I didn’t plan on anything bigger when I took the microphone in front of a small crowd by the beach in Sydney a few months ago. I was just tired. Tired of my efforts and the efforts of the women surf community not being recognised as equal to the efforts of men. Tired, and mad.

I had just won the women’s division of a community club surf contest. It was a sunny afternoon at the end of April and the waves weren’t great. I’d looked at the novelty cheques on the table before the presentation started to confirm my suspicions that the prize money wasn’t equal. The winner of the men’s was set to receive $4,000 and the winner of the women’s $1,500. If they ask me to speak, I thought, I’m going to have to call them out.

So that’s what I did. I couldn’t really plan what to say. The words came out, my hand on the microphone shook and I didn’t really know where to look. The sun was in my eyes. “I finally won something,” I started. Don’t say it, don’t say it, don’t say it. “Thank you to the sponsors for the money they put into the event but it’s a bittersweet victory knowing that my surfing is worth less than half of the men’s prize money.” Ok, I said it.

I was scared. I had taken a cheque for $1,500 dollars and told the person who’d given it to me that it wasn’t enough. I was scared because the culture of the surf industry, since it’s dawn, has told women that we don’t belong. It’s a culture of hyper-masculinity from line-ups in the water, sexist sponsorship deals and advertising, to industry jobs and media that repeatedly tell women that men are the real surfers and women are just a footnote. It’s this culture that gives small community clubs like the one that organised the event I’d just won, permission to give women less, because they deserve less.

The media frenzy that followed told me that the world is ready for change. I have never experienced anything like I did for the weeks that followed – the video of my call out speech went viral and I appeared on every major news channel in Australia. I was walking down the main road near my house one day a while after and I heard a voice yell: “congratulations on the surfing.” Countless people asked me over the weeks that followed, “are you that surfer from that video?” It was surreal, if I am being completely honest. Even writing this now, the memory feels like it might not even be mine.

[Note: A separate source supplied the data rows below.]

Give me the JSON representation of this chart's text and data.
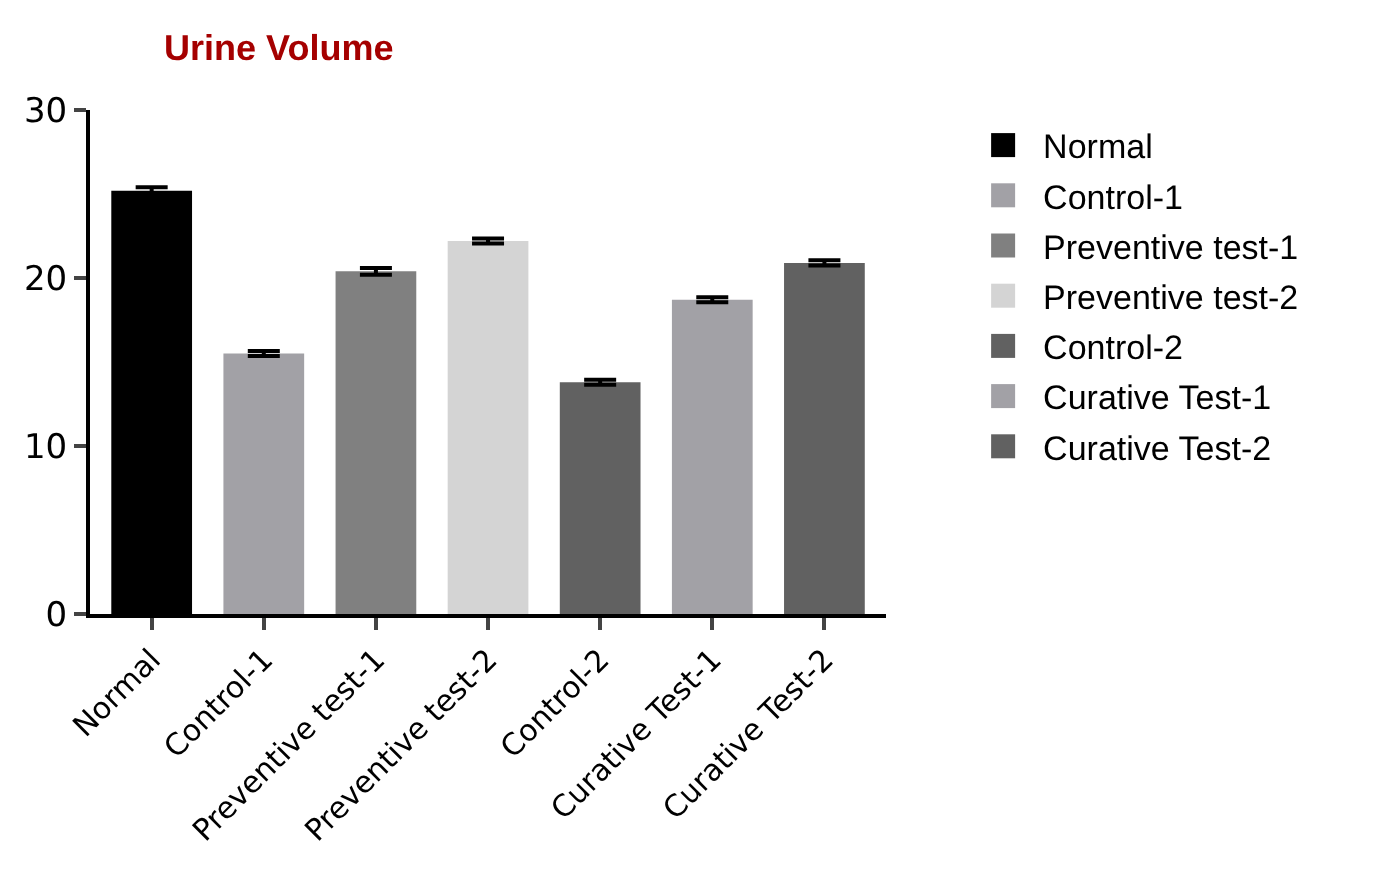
{
  "chart_data": {
    "type": "bar",
    "title": "Urine Volume",
    "categories": [
      "Normal",
      "Control-1",
      "Preventive test-1",
      "Preventive test-2",
      "Control-2",
      "Curative Test-1",
      "Curative Test-2"
    ],
    "series": [
      {
        "name": "Normal",
        "color": "#000000",
        "values": [
          25.2,
          null,
          null,
          null,
          null,
          null,
          null
        ],
        "errors": [
          0.2,
          null,
          null,
          null,
          null,
          null,
          null
        ]
      },
      {
        "name": "Control-1",
        "color": "#a2a1a6",
        "values": [
          null,
          15.5,
          null,
          null,
          null,
          null,
          null
        ],
        "errors": [
          null,
          0.15,
          null,
          null,
          null,
          null,
          null
        ]
      },
      {
        "name": "Preventive test-1",
        "color": "#808080",
        "values": [
          null,
          null,
          20.4,
          null,
          null,
          null,
          null
        ],
        "errors": [
          null,
          null,
          0.2,
          null,
          null,
          null,
          null
        ]
      },
      {
        "name": "Preventive test-2",
        "color": "#d4d4d4",
        "values": [
          null,
          null,
          null,
          22.2,
          null,
          null,
          null
        ],
        "errors": [
          null,
          null,
          null,
          0.15,
          null,
          null,
          null
        ]
      },
      {
        "name": "Control-2",
        "color": "#616161",
        "values": [
          null,
          null,
          null,
          null,
          13.8,
          null,
          null
        ],
        "errors": [
          null,
          null,
          null,
          null,
          0.15,
          null,
          null
        ]
      },
      {
        "name": "Curative Test-1",
        "color": "#a2a1a6",
        "values": [
          null,
          null,
          null,
          null,
          null,
          18.7,
          null
        ],
        "errors": [
          null,
          null,
          null,
          null,
          null,
          0.15,
          null
        ]
      },
      {
        "name": "Curative Test-2",
        "color": "#616161",
        "values": [
          null,
          null,
          null,
          null,
          null,
          null,
          20.9
        ],
        "errors": [
          null,
          null,
          null,
          null,
          null,
          null,
          0.15
        ]
      }
    ],
    "ylim": [
      0,
      30
    ],
    "yticks": [
      0,
      10,
      20,
      30
    ],
    "legend": "right"
  }
}
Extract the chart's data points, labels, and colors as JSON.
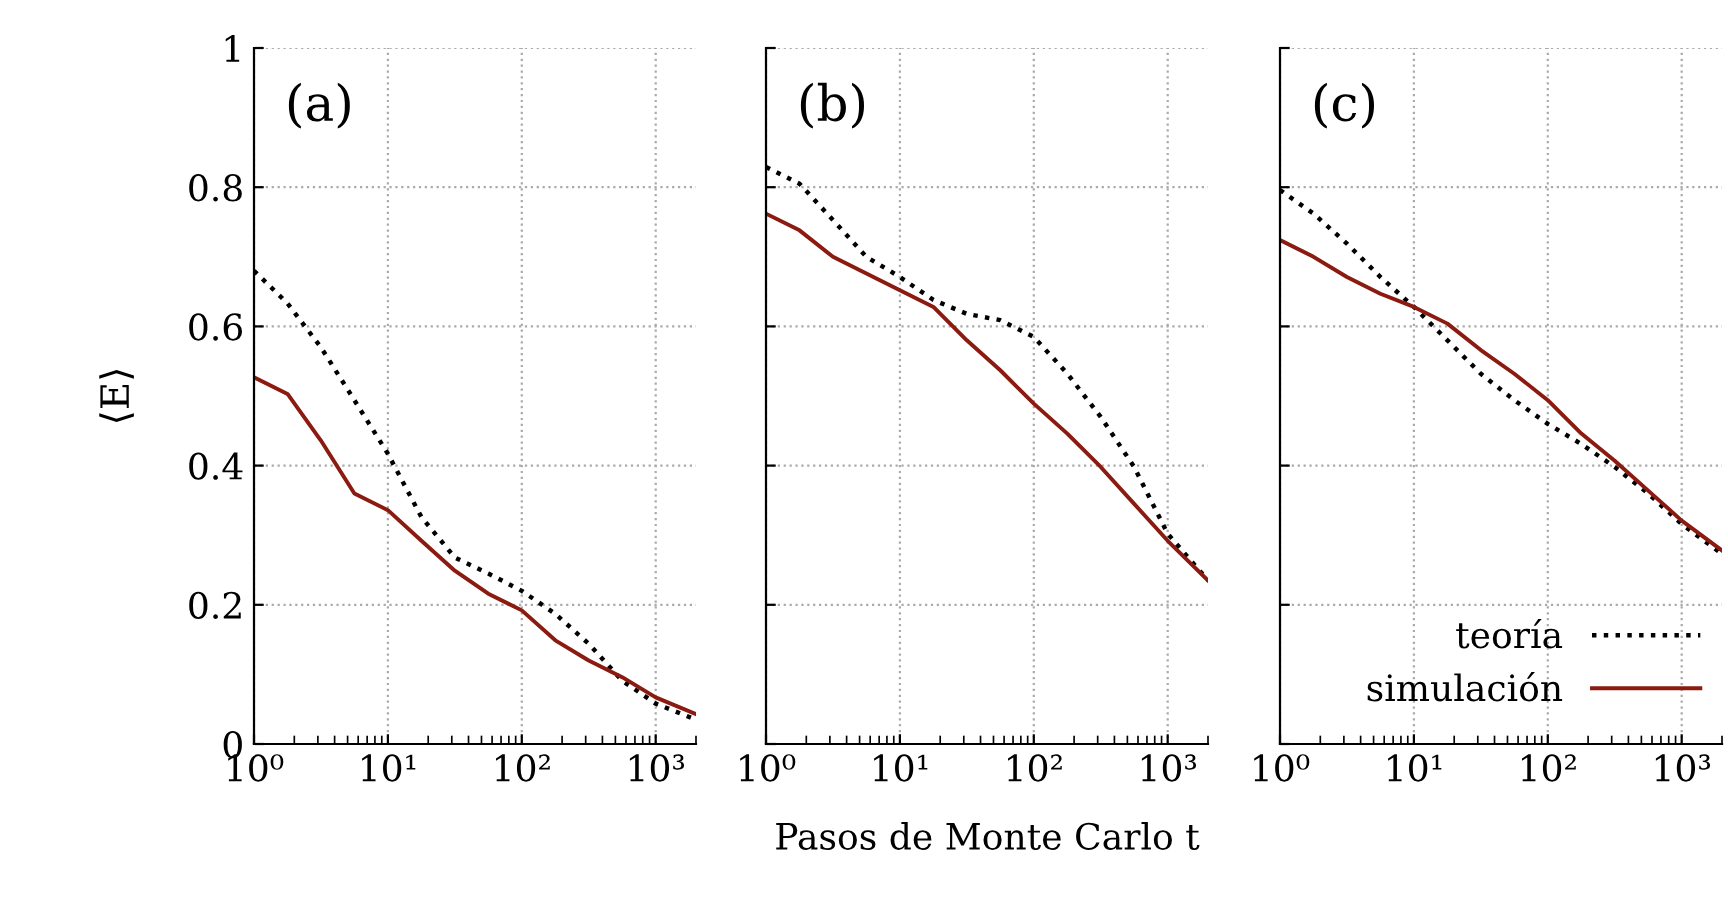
{
  "chart_data": [
    {
      "type": "line",
      "annotations": [
        "(a)"
      ],
      "ylabel": "⟨E⟩",
      "x": [
        1,
        1.78,
        3.16,
        5.62,
        10,
        17.8,
        31.6,
        56.2,
        100,
        178,
        316,
        562,
        1000,
        2000
      ],
      "series": [
        {
          "color": "#000000",
          "line_style": "dotted",
          "values": [
            0.68,
            0.633,
            0.57,
            0.494,
            0.417,
            0.326,
            0.268,
            0.245,
            0.22,
            0.187,
            0.144,
            0.091,
            0.058,
            0.035
          ]
        },
        {
          "color": "#8b1a10",
          "line_style": "solid",
          "values": [
            0.527,
            0.503,
            0.436,
            0.36,
            0.336,
            0.292,
            0.249,
            0.216,
            0.192,
            0.149,
            0.12,
            0.096,
            0.067,
            0.043
          ]
        }
      ],
      "log": "x",
      "xlim": [
        1,
        2000
      ],
      "ylim": [
        0,
        1
      ],
      "xticks": [
        {
          "value": 1,
          "label": "10⁰"
        },
        {
          "value": 10,
          "label": "10¹"
        },
        {
          "value": 100,
          "label": "10²"
        },
        {
          "value": 1000,
          "label": "10³"
        }
      ],
      "yticks": [
        0,
        0.2,
        0.4,
        0.6,
        0.8,
        1
      ],
      "grid": true,
      "legend": false
    },
    {
      "type": "line",
      "annotations": [
        "(b)"
      ],
      "xlabel": "Pasos de Monte Carlo t",
      "x": [
        1,
        1.78,
        3.16,
        5.62,
        10,
        17.8,
        31.6,
        56.2,
        100,
        178,
        316,
        562,
        1000,
        2000
      ],
      "series": [
        {
          "color": "#000000",
          "line_style": "dotted",
          "values": [
            0.829,
            0.805,
            0.753,
            0.7,
            0.671,
            0.638,
            0.618,
            0.609,
            0.585,
            0.532,
            0.47,
            0.398,
            0.302,
            0.235
          ]
        },
        {
          "color": "#8b1a10",
          "line_style": "solid",
          "values": [
            0.762,
            0.738,
            0.7,
            0.676,
            0.652,
            0.628,
            0.58,
            0.537,
            0.489,
            0.446,
            0.398,
            0.345,
            0.292,
            0.235
          ]
        }
      ],
      "log": "x",
      "xlim": [
        1,
        2000
      ],
      "ylim": [
        0,
        1
      ],
      "xticks": [
        {
          "value": 1,
          "label": "10⁰"
        },
        {
          "value": 10,
          "label": "10¹"
        },
        {
          "value": 100,
          "label": "10²"
        },
        {
          "value": 1000,
          "label": "10³"
        }
      ],
      "yticks": [
        {
          "value": 0,
          "label": null
        },
        {
          "value": 0.2,
          "label": null
        },
        {
          "value": 0.4,
          "label": null
        },
        {
          "value": 0.6,
          "label": null
        },
        {
          "value": 0.8,
          "label": null
        },
        {
          "value": 1,
          "label": null
        }
      ],
      "tick_labels": "x",
      "grid": true,
      "legend": false
    },
    {
      "type": "line",
      "annotations": [
        "(c)"
      ],
      "x": [
        1,
        1.78,
        3.16,
        5.62,
        10,
        17.8,
        31.6,
        56.2,
        100,
        178,
        316,
        562,
        1000,
        2000
      ],
      "series": [
        {
          "name": "teoría",
          "color": "#000000",
          "line_style": "dotted",
          "values": [
            0.796,
            0.762,
            0.719,
            0.671,
            0.628,
            0.58,
            0.532,
            0.494,
            0.46,
            0.431,
            0.398,
            0.36,
            0.316,
            0.273
          ]
        },
        {
          "name": "simulación",
          "color": "#8b1a10",
          "line_style": "solid",
          "values": [
            0.724,
            0.7,
            0.671,
            0.647,
            0.628,
            0.604,
            0.566,
            0.532,
            0.494,
            0.446,
            0.407,
            0.364,
            0.321,
            0.278
          ]
        }
      ],
      "log": "x",
      "xlim": [
        1,
        2000
      ],
      "ylim": [
        0,
        1
      ],
      "xticks": [
        {
          "value": 1,
          "label": "10⁰"
        },
        {
          "value": 10,
          "label": "10¹"
        },
        {
          "value": 100,
          "label": "10²"
        },
        {
          "value": 1000,
          "label": "10³"
        }
      ],
      "yticks": [
        {
          "value": 0,
          "label": null
        },
        {
          "value": 0.2,
          "label": null
        },
        {
          "value": 0.4,
          "label": null
        },
        {
          "value": 0.6,
          "label": null
        },
        {
          "value": 0.8,
          "label": null
        },
        {
          "value": 1,
          "label": null
        }
      ],
      "tick_labels": "x",
      "grid": true,
      "legend": "bottom right"
    }
  ]
}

During my time doing countless interviews and talking to people non-stop about the issue, I talked about meaningful change. That this event was a symptom of a wider system of discrimination against women athletes and we need to work toward meaningful, widespread change. So, when I finally had a moment to reflect, the two things I thought about were that a) I’m still mad, and b) what am I going to do now?

The media response to my equal prize-money call-out led to the governing body of surfing to update their rulebook to include equal prize-money as a requirement for affiliated clubs and organisations. This however, I realised, is not comprehensive enough. It’s not binding. Organisations not affiliated can still do whatever they like. It does nothing to shift cultural attitudes. And as easily as the rulebook could be updated to include this, in the future it can be changed again. So, I started to think about how to change the state law.

Now, as this will be published four months later, along with a selection of athletes, surfers and lawyers (and surfing lawyers) I am launching a campaign called Equal Pay for Equal Play that is pushing for changes to the way NSW government funding is allocated to sporting clubs and organisations to include gender equity as a condition of eligibility for grants and tenders. Please look out for our soon to be live petition.

So, on that sunny afternoon, as I held the mic in my shaking hand, I had no idea that my decision to speak up would cartwheel me into the position I am in now. But I realise wholeheartedly, that by speaking up I hope I can both encourage others to take a deep breath and speak up in the face of injustice as well as let anyone who is reinforcing the gender hierarchy of old know, that their time has come.

 We women are strong, we’re equal, and we’re here for change.